A joint campaign appearance of Obama and Clinton that was initially planned for soon after Clinton clinched the Democratic nomination was postponed after the mass shooting on June 12 at a gay nightclub in Orlando, Florida.

On Tuesday, Obama told the crowd in North Carolina that he saw during the 2008 primary race that Clinton was smart and prepared, and he said she had been involved in difficult decisions as secretary of state.

"There has never been any man or woman more qualified for this office than Hillary Clinton," Obama said.

Clinton hopes to reclaim North Carolina for Democrats in the Nov. 8 election. Obama won the state in the 2008 general election but lost it narrowly in 2012.

Obama's first campaign appearance with the former first lady will close a circle on a relationship that started cordially when the two were colleagues in the U.S. Senate, grew tense when they were rivals in the 2008 race, and became close when Clinton served in Obama's cabinet during his first term.

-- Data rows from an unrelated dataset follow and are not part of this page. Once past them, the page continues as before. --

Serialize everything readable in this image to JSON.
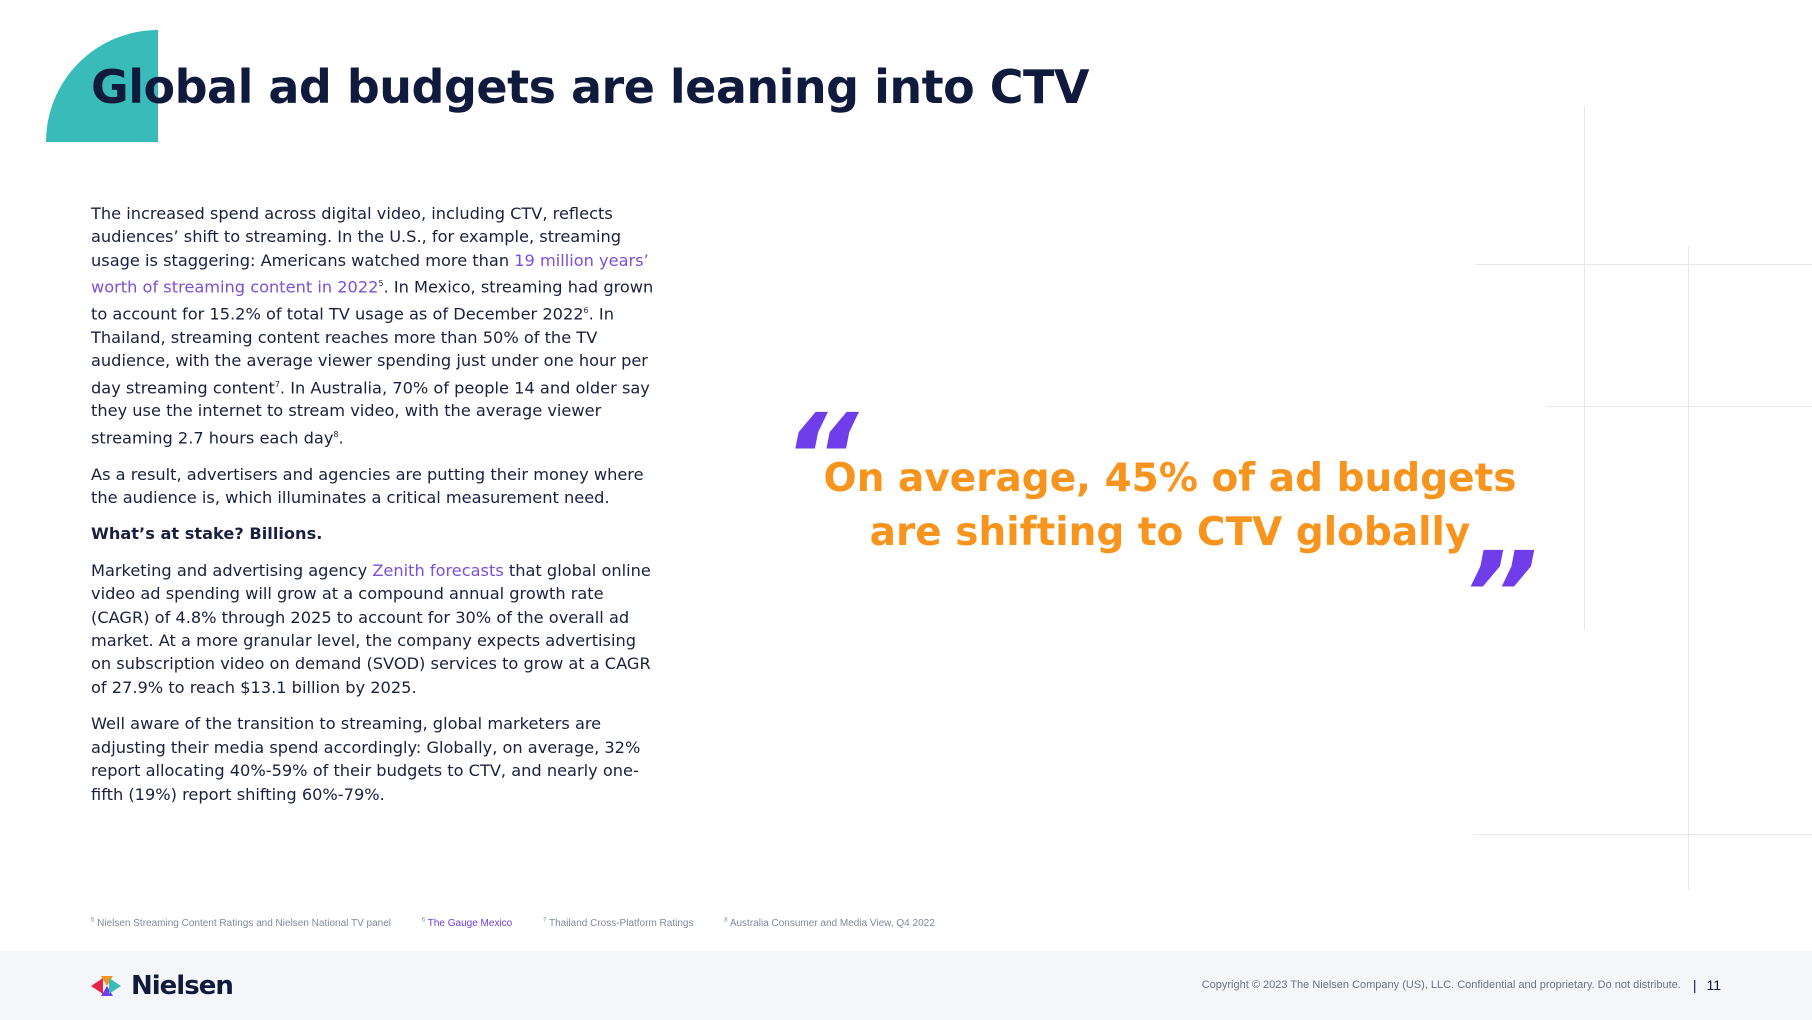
{
  "title": "Global ad budgets are leaning into CTV",
  "body": {
    "p1": {
      "part1": "The increased spend across digital video, including CTV, reflects audiences’ shift to streaming. In the U.S., for example, streaming usage is staggering: Americans watched more than ",
      "link": "19 million years’ worth of streaming content in 2022",
      "sup1": "5",
      "part2": ". In Mexico, streaming had grown to account for 15.2% of total TV usage as of December 2022",
      "sup2": "6",
      "part3": ". In Thailand, streaming content reaches more than 50% of the TV audience, with the average viewer spending just under one hour per day streaming content",
      "sup3": "7",
      "part4": ". In Australia, 70% of people 14 and older say they use the internet to stream video, with the average viewer streaming 2.7 hours each day",
      "sup4": "8",
      "part5": "."
    },
    "p2": "As a result, advertisers and agencies are putting their money where the audience is, which illuminates a critical measurement need.",
    "p3": "What’s at stake? Billions.",
    "p4": {
      "part1": "Marketing and advertising agency ",
      "link": "Zenith forecasts",
      "part2": " that global online video ad spending will grow at a compound annual growth rate (CAGR) of 4.8% through 2025 to account for 30% of the overall ad market. At a more granular level, the company expects advertising on subscription video on demand (SVOD) services to grow at a CAGR of 27.9% to reach $13.1 billion by 2025."
    },
    "p5": "Well aware of the transition to streaming, global marketers are adjusting their media spend accordingly: Globally, on average, 32% report allocating 40%-59% of their budgets to CTV, and nearly one-fifth (19%) report shifting 60%-79%."
  },
  "quote": {
    "open_mark": "“",
    "line1": "On average, 45% of ad budgets",
    "line2": "are shifting to CTV globally",
    "close_mark": "”"
  },
  "footnotes": [
    {
      "num": "5",
      "text": "Nielsen Streaming Content Ratings and Nielsen National TV panel"
    },
    {
      "num": "6",
      "text": "The Gauge Mexico"
    },
    {
      "num": "7",
      "text": "Thailand Cross-Platform Ratings"
    },
    {
      "num": "8",
      "text": "Australia Consumer and Media View, Q4 2022"
    }
  ],
  "footer": {
    "logo_text": "Nielsen",
    "copyright": "Copyright © 2023 The Nielsen Company (US), LLC. Confidential and proprietary. Do not distribute.",
    "separator": "|",
    "page_number": "11"
  },
  "colors": {
    "accent_teal": "#39bcb9",
    "accent_purple": "#6f3dea",
    "accent_orange": "#f7941d",
    "text_navy": "#0f1a3d"
  }
}
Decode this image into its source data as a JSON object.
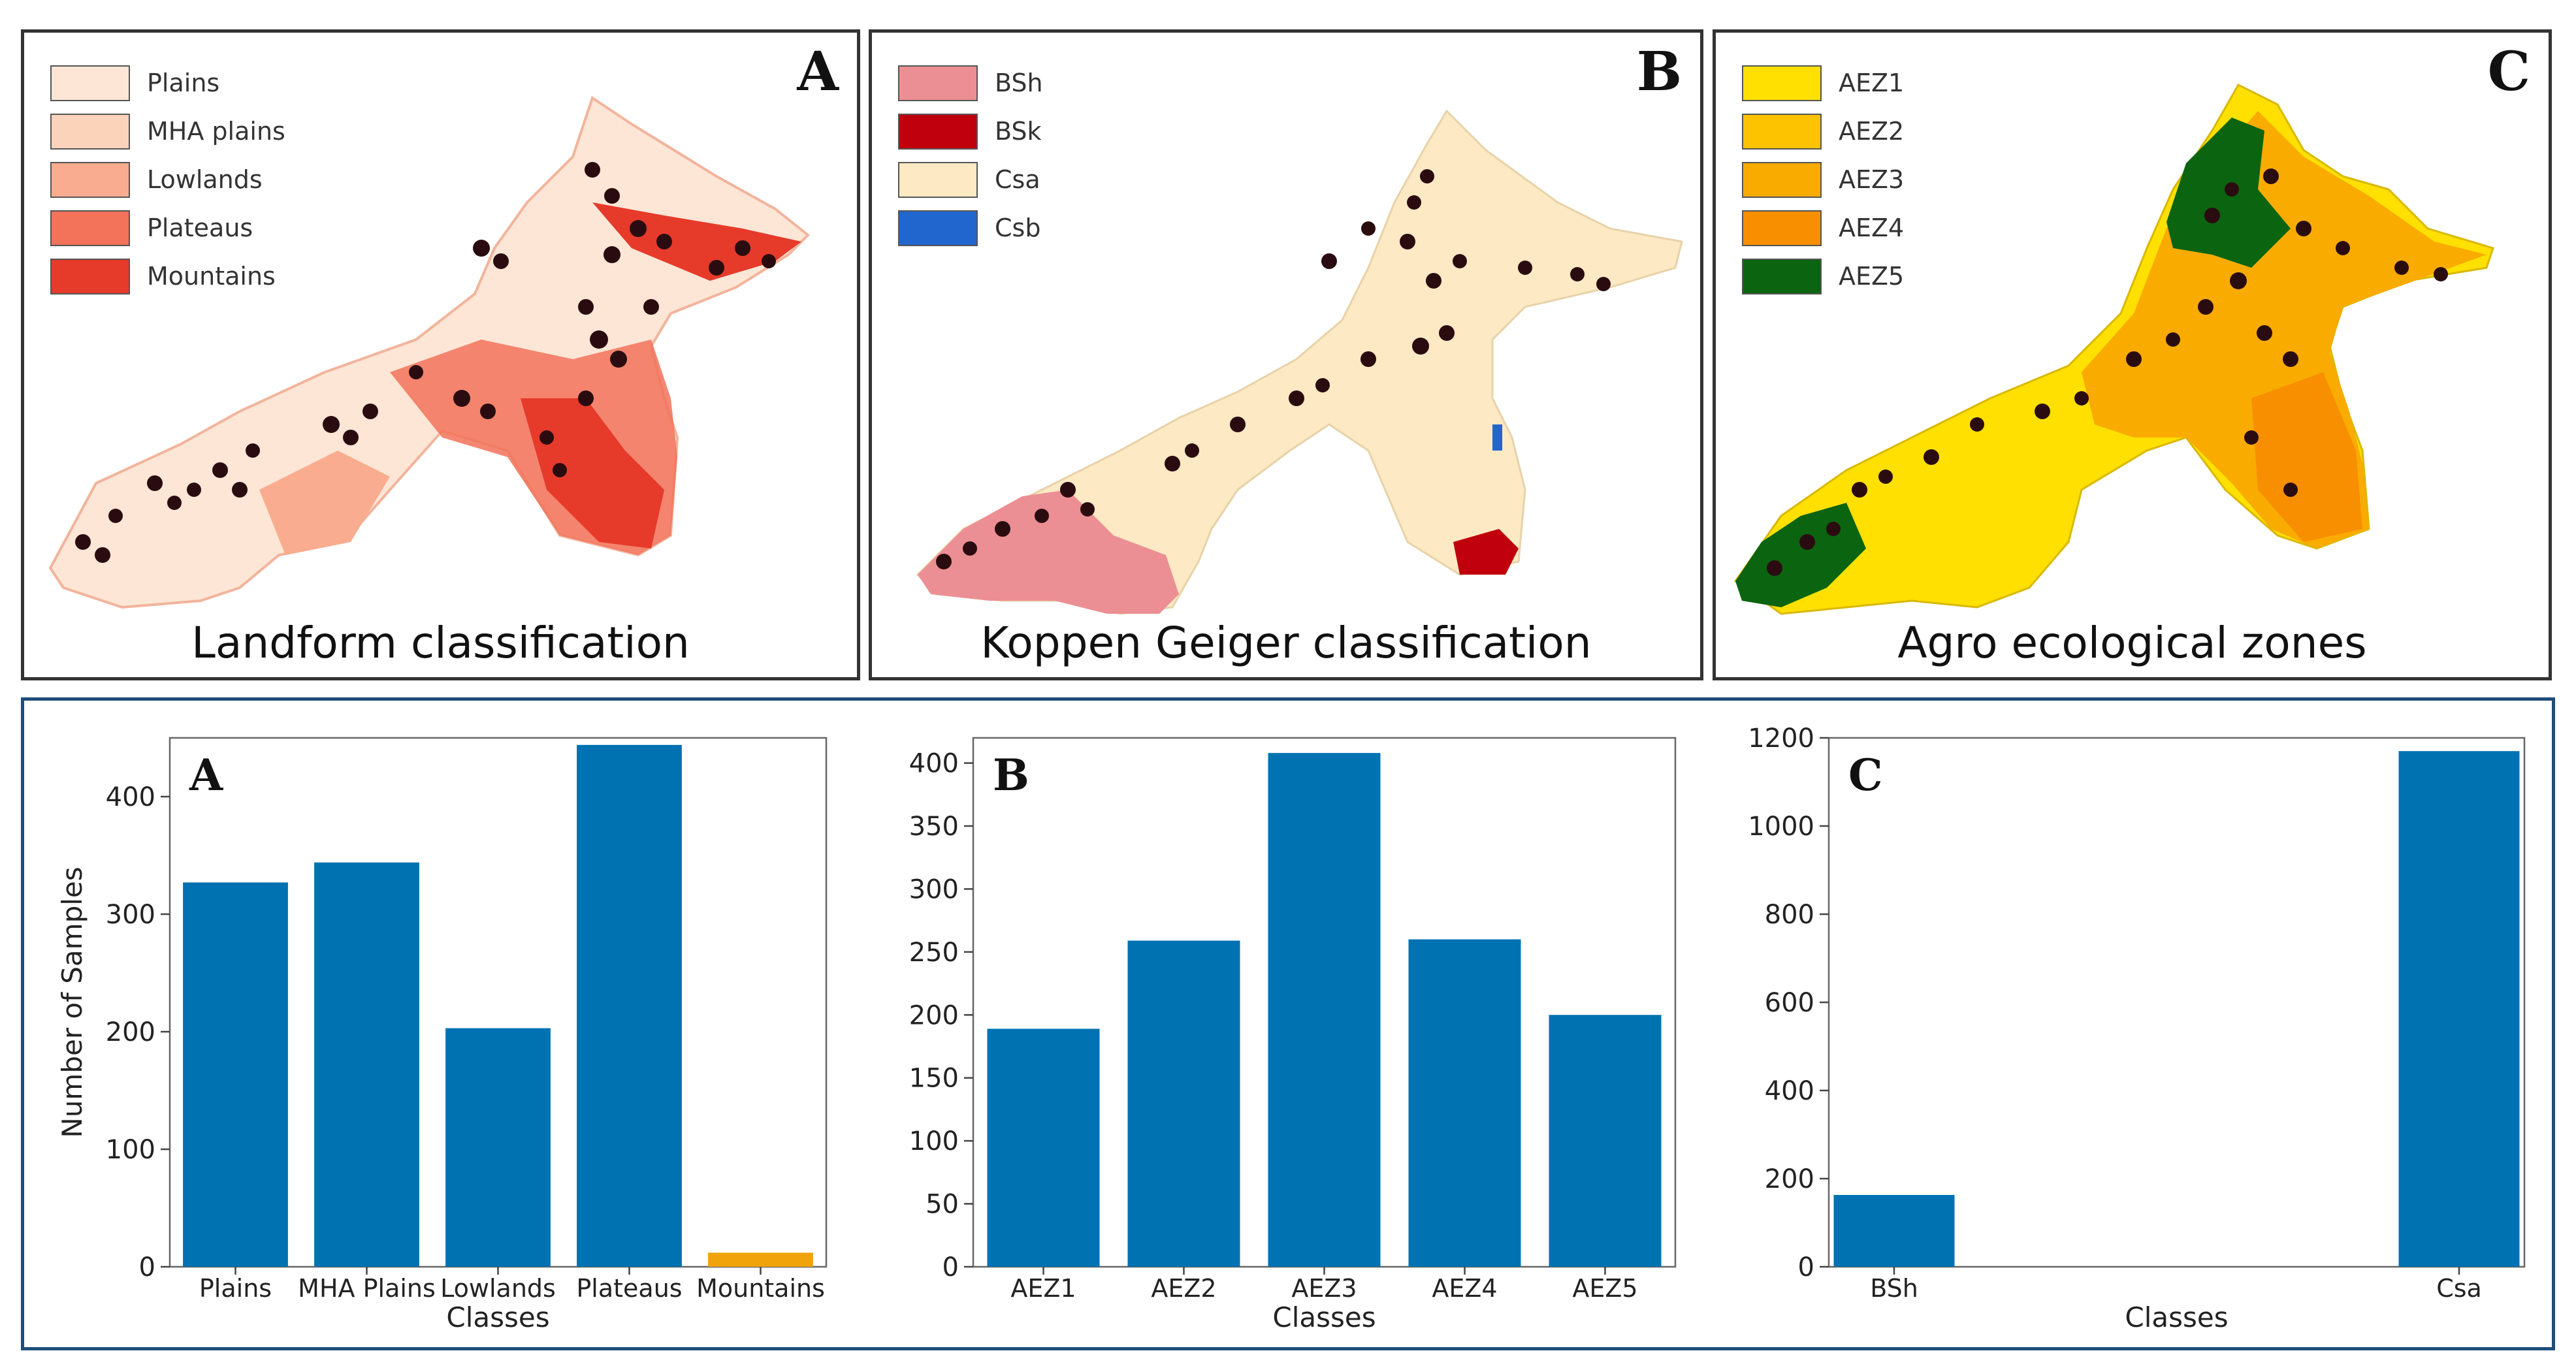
{
  "maps": [
    {
      "letter": "A",
      "caption": "Landform classification",
      "legend": [
        {
          "label": "Plains",
          "color": "#fde6d6"
        },
        {
          "label": "MHA plains",
          "color": "#fbd3bb"
        },
        {
          "label": "Lowlands",
          "color": "#f9ac8f"
        },
        {
          "label": "Plateaus",
          "color": "#f2725a"
        },
        {
          "label": "Mountains",
          "color": "#e63a2b"
        }
      ]
    },
    {
      "letter": "B",
      "caption": "Koppen Geiger  classification",
      "legend": [
        {
          "label": "BSh",
          "color": "#ec8f94"
        },
        {
          "label": "BSk",
          "color": "#c0000c"
        },
        {
          "label": "Csa",
          "color": "#fde9c4"
        },
        {
          "label": "Csb",
          "color": "#2166cf"
        }
      ]
    },
    {
      "letter": "C",
      "caption": "Agro ecological zones",
      "legend": [
        {
          "label": "AEZ1",
          "color": "#ffe000"
        },
        {
          "label": "AEZ2",
          "color": "#fdc300"
        },
        {
          "label": "AEZ3",
          "color": "#f9ab00"
        },
        {
          "label": "AEZ4",
          "color": "#f78f00"
        },
        {
          "label": "AEZ5",
          "color": "#0b6410"
        }
      ]
    }
  ],
  "chart_data": [
    {
      "type": "bar",
      "panel_letter": "A",
      "categories": [
        "Plains",
        "MHA Plains",
        "Lowlands",
        "Plateaus",
        "Mountains"
      ],
      "values": [
        327,
        344,
        203,
        444,
        12
      ],
      "bar_colors": [
        "#0072b2",
        "#0072b2",
        "#0072b2",
        "#0072b2",
        "#f0a30a"
      ],
      "title": "",
      "xlabel": "Classes",
      "ylabel": "Number of Samples",
      "ylim": [
        0,
        450
      ],
      "yticks": [
        0,
        100,
        200,
        300,
        400
      ]
    },
    {
      "type": "bar",
      "panel_letter": "B",
      "categories": [
        "AEZ1",
        "AEZ2",
        "AEZ3",
        "AEZ4",
        "AEZ5"
      ],
      "values": [
        189,
        259,
        408,
        260,
        200
      ],
      "bar_colors": [
        "#0072b2",
        "#0072b2",
        "#0072b2",
        "#0072b2",
        "#0072b2"
      ],
      "title": "",
      "xlabel": "Classes",
      "ylabel": "",
      "ylim": [
        0,
        420
      ],
      "yticks": [
        0,
        50,
        100,
        150,
        200,
        250,
        300,
        350,
        400
      ]
    },
    {
      "type": "bar",
      "panel_letter": "C",
      "categories": [
        "BSh",
        "Csa"
      ],
      "values": [
        163,
        1170
      ],
      "bar_colors": [
        "#0072b2",
        "#0072b2"
      ],
      "title": "",
      "xlabel": "Classes",
      "ylabel": "",
      "ylim": [
        0,
        1200
      ],
      "yticks": [
        0,
        200,
        400,
        600,
        800,
        1000,
        1200
      ]
    }
  ]
}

Clinton and her family have played a role in Obama's elections. Clinton and Obama appeared together in Unity, New Hampshire, following their divisive primary fight in 2008, and Clinton's husband, former President Bill Clinton, gave a well-received speech at the 2012 Democratic convention.

Obama has focused on what he touts as Clinton's strength of character, in hopes of shoring up support among voters who find her untrustworthy, a weakness Trump has sought to exploit.

Clinton needs Obama to woo young and left-leaning voters who backed Sanders and who made up part of the president's voting coalition in 2008 and 2012. Clinton has also campaigned with high-profile liberal U.S. Senator Elizabeth Warren, and she will appear later this week with Vice President Joe Biden.

Clinton and Obama traveled to North Carolina on the presidential plane Air Force One, which Trump said was a burden on taxpayers. A Clinton spokesman said the campaign would cover its portion of the travel costs.